PS 110-247 - Effect of invasion and control of Phragmites australis on soil microbial community composition and abundance in Great Lakes coastal wetlands

Friday, August 10, 2012
Exhibit Hall, Oregon Convention Center
Jennifer K. Kirk1, Joshua R. Goldberger1, Kristi E. Judd2, Steven N. Francoeur1 and Daniel L. Clemans1, (1)Biology, Eastern Michigan University, Ypsilanti, MI, (2)Biology, Eastern Michigan University
Background/Question/Methods

Wetlands support a rich diversity of species but also perform important ecosystem services such as carbon and nutrient cycling, largely facilitated by microorganisms. Invasive plant species, such as the common reed, Phragmites australis, reduce plant diversity and alter plant-microbe interactions, yet the extent of the impact on microbial communities has not been well defined. To control Phragmites, a combination of the broad-spectrum herbicides glyphosate and imazapyr, are often applied. While the toxicity effect on macro-organisms and specific model microorganisms has been well researched, effects on microbial community composition and abundance within freshwater wetlands have not. We hypothesized that invasion of Phragmites would result in a shift in microbial community composition and abundance compared to wetlands with native-dominated vegetation while removal efforts employing herbicide and/or prescribed burn treatments would produce greater shifts.

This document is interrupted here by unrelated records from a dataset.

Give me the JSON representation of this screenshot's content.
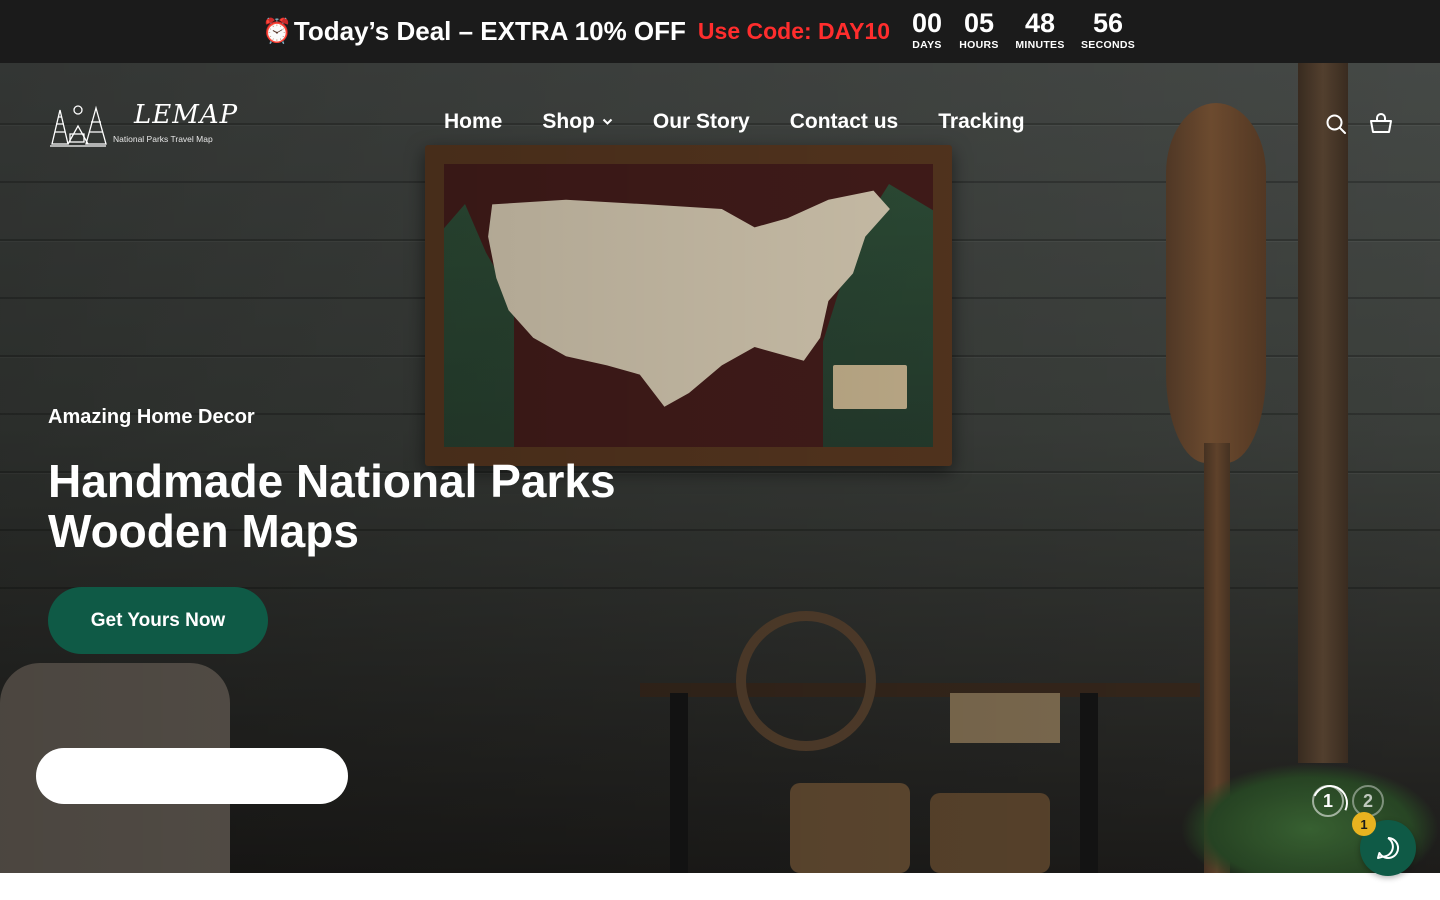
{
  "announcement": {
    "clock_icon": "⏰",
    "deal_text": "Today’s Deal – EXTRA 10% OFF",
    "code_text": "Use Code: DAY10",
    "countdown": [
      {
        "value": "00",
        "label": "DAYS"
      },
      {
        "value": "05",
        "label": "HOURS"
      },
      {
        "value": "48",
        "label": "MINUTES"
      },
      {
        "value": "56",
        "label": "SECONDS"
      }
    ]
  },
  "header": {
    "logo": {
      "name": "LEMAP",
      "tagline": "National Parks Travel Map"
    },
    "nav": [
      {
        "label": "Home"
      },
      {
        "label": "Shop"
      },
      {
        "label": "Our Story"
      },
      {
        "label": "Contact us"
      },
      {
        "label": "Tracking"
      }
    ],
    "icons": [
      "search-icon",
      "cart-icon"
    ]
  },
  "hero": {
    "eyebrow": "Amazing Home Decor",
    "headline": "Handmade National Parks Wooden Maps",
    "cta_label": "Get Yours Now",
    "slides": [
      {
        "label": "1",
        "active": true
      },
      {
        "label": "2",
        "active": false
      }
    ]
  },
  "chat": {
    "badge_count": "1"
  },
  "colors": {
    "topbar": "#1b1b1b",
    "code_accent": "#ff2d2d",
    "brand_green": "#0f5a46",
    "badge_yellow": "#e8b320"
  }
}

This was tested by collecting soils from freshwater coastal wetlands along Lake Erie adjacent to the Detroit River dominated by invasive Phragmites and native vegetation. Additionally, a series of soil samples were obtained prior to and following large-scale herbicide application. A genetic fingerprinting technique known as terminal restriction fragment length polymorphism was performed to characterize the microbial species composition, while quantitative PCR was used to assess microbial abundance.

Results/Conclusions

Soil microbial community composition differed by vegetation type within Phragmites-dominated versus native-dominated wetlands, as indicated by principal component analysis. Some inter-annual effects were evident in microbial community structure. Microbial diversity was generally greater in native-dominated vegetation, though only significant on one date (p < 0.05), whereas microbial abundance was greater under Phragmites-dominated vegetation and differed significantly later in the growing season (p < 0.05). Microbial community composition and diversity after herbicide application exhibited only small changes immediately after exposure while site location conferred greater differences in microbial structure. Our results suggest vegetation type greatly influences soil microbial community composition and abundance while herbicide application may have only relatively minor impacts.